Comment concrétiser, au-delà d’échanges dématérialisés, cette utopie fraternelle insulaire, comment s’assurer que ce territoire clos puisse aussi être a l’instar du déconfinement, un modèle vertueux de solidarité ? J’ai déjà bénéficié ici de cette bienveillance particulière, rencontré des « furieux » de l’engagement associatif, bénévole ; je sens grandement que des acteurs de cette utopie fraternelle sont aussi ici… Ou le sont seulement parfois, ou seulement anonymement.

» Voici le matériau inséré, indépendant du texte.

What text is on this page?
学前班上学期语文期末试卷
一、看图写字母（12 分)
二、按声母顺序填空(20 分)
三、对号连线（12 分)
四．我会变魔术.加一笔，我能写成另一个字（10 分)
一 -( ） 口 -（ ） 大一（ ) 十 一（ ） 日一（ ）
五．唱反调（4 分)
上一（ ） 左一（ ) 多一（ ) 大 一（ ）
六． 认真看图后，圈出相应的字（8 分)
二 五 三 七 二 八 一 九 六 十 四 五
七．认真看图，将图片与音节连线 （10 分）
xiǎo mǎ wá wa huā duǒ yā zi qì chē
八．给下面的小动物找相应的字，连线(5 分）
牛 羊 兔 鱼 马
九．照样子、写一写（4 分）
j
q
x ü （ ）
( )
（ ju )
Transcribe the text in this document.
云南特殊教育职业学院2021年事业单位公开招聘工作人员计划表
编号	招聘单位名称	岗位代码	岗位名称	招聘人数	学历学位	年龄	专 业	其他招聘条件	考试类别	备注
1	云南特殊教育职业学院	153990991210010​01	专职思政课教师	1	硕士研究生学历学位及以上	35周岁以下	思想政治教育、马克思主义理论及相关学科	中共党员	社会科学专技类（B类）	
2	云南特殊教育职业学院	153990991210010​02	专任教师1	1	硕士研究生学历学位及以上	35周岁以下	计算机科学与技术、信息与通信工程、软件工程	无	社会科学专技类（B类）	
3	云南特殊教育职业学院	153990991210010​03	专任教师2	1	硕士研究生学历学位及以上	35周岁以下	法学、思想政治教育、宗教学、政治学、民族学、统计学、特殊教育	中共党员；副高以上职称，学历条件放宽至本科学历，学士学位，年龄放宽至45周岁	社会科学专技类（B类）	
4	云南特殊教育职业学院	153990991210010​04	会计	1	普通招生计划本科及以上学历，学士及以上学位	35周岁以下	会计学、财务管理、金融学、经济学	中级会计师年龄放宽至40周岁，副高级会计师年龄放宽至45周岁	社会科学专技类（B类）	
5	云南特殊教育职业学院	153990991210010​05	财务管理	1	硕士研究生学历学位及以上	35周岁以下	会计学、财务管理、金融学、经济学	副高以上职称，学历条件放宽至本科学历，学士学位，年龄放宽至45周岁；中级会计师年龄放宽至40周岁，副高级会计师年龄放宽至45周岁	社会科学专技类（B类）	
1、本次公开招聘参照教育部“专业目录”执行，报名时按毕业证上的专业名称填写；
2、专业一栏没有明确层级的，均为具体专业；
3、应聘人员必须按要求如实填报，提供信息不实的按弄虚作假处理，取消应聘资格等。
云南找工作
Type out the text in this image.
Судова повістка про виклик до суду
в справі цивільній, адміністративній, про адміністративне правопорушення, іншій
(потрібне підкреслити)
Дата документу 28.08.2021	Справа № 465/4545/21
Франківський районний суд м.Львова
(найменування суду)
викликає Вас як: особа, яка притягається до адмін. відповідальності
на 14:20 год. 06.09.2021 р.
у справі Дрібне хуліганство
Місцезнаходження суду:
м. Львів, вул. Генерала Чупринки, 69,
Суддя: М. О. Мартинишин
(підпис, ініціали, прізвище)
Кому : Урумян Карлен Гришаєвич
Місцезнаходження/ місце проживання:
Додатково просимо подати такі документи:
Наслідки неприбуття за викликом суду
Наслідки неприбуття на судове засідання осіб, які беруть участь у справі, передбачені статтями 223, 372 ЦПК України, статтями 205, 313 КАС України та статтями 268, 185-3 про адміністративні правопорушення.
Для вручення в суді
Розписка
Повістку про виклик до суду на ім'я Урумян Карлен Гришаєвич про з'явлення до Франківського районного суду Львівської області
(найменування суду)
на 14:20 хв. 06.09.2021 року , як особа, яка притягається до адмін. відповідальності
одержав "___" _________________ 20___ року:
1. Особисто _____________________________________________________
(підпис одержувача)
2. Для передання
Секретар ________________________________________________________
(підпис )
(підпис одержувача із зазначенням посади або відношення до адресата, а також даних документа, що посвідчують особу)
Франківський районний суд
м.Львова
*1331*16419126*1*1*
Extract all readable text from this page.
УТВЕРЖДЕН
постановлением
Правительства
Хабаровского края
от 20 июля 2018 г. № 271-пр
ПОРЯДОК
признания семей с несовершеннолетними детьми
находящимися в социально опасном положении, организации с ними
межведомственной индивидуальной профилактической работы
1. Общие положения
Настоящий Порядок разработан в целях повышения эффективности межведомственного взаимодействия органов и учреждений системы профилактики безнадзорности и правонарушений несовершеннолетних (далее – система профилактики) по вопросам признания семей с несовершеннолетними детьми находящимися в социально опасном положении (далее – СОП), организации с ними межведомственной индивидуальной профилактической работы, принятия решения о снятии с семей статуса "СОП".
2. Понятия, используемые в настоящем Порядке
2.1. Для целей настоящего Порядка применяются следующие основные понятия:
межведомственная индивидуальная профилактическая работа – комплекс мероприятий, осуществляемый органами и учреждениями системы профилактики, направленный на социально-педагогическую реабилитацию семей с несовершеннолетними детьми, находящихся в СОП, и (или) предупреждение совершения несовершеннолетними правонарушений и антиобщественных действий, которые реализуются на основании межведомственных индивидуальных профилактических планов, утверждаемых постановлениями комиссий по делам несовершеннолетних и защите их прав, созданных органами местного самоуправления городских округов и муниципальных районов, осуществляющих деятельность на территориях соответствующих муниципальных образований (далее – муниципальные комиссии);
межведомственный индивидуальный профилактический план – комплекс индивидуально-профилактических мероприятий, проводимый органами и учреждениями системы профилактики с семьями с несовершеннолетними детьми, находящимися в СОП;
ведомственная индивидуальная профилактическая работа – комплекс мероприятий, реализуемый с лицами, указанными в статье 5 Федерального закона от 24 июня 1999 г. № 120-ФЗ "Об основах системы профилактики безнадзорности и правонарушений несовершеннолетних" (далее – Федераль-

Mon questionnement, naïf mais sincère, est de savoir comment faire pour les assembler pour créer cette connaissance mutuelle… On peut bien sûr s’insérer dans la riche vie associative, mais je parle de fédérer, au-delà de son hameau, de son association, de sa famille, de son groupe d’amis… ? Mais la vertu bien ordonnée commençant par soi, il me convient donc d’ajuster mon propre comportement vis à vis des autres, avant de réclamer des autres… Avant de penser que cela viendra des autres !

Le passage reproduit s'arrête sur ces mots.